Ubérisation au Maroc : la tension d’une transformation dans l’économie numérique

Ubérisation au Maroc : la tension d’une transformation dans l’économie numérique

Key Takeaways

Points Importants
L’ubérisation offre des opportunités d’inclusion
Le cadre juridique actuel est obsolète
Besoin d’une politique publique multisectorielle
Importance de soutenir les plateformes locales

Introduction

Alors qu’Uber s’apprête à revenir sur le marché marocain, un document du Policy Center for the New South, rédigé par l’économiste Ahmed Ouhnini, fait le point sur la situation des plateformes de VTC. Ce Policy Brief souligne les défis d’une révolution numérique freinée par un cadre juridique désuet et par un marché du travail informel. Il appelle à une politique publique qui transforme l’ubérisation en levier d’inclusion.

Évolution des Services Numériques

Dans les métropoles marocaines, les services comme la commande de véhicules ou de repas par application sont devenus courants. Cette transition, expliquée par Ahmed Ouhnini, est principalement due à l’usage croissant de ces technologies. Elle répond à une demande pour une expérience « instantanée, pratique et libre ».

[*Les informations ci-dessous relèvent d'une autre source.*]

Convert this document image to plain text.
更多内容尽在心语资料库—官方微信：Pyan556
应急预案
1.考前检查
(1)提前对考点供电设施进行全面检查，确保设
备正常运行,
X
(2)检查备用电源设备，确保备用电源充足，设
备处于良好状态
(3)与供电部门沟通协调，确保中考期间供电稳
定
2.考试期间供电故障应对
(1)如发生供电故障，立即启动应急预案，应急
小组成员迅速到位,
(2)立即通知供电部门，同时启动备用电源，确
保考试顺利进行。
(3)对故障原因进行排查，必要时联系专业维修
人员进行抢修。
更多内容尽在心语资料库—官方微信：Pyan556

Une nouvelle expérience de consommation

L’ubérisation va au-delà de la simple digitalisation des services. Elle crée une expérience qui est « moderne, fluide, et efficace », alignée sur les pratiques des grandes villes mondiales et favorisant l’ascension sociale.

Fracture Territoriale

Le phénomène est concentré dans des villes comme **Casablanca, Rabat, Marrakech et Tanger**, où la jeunesse connectée et l’infrastructure numérique créent un environnement propice. En revanche, les villes moyennes et les zones rurales sont marginalisées.

Inclusion et Informalité

Sur le plan économique, les plateformes permettent à des populations souvent exclues, comme les jeunes diplômés ou les femmes, de s’intégrer dans le circuit économique. Cependant, cela se passe dans un secteur marqué par l’informalité, entraînant des tensions pour les travailleurs vulnérables.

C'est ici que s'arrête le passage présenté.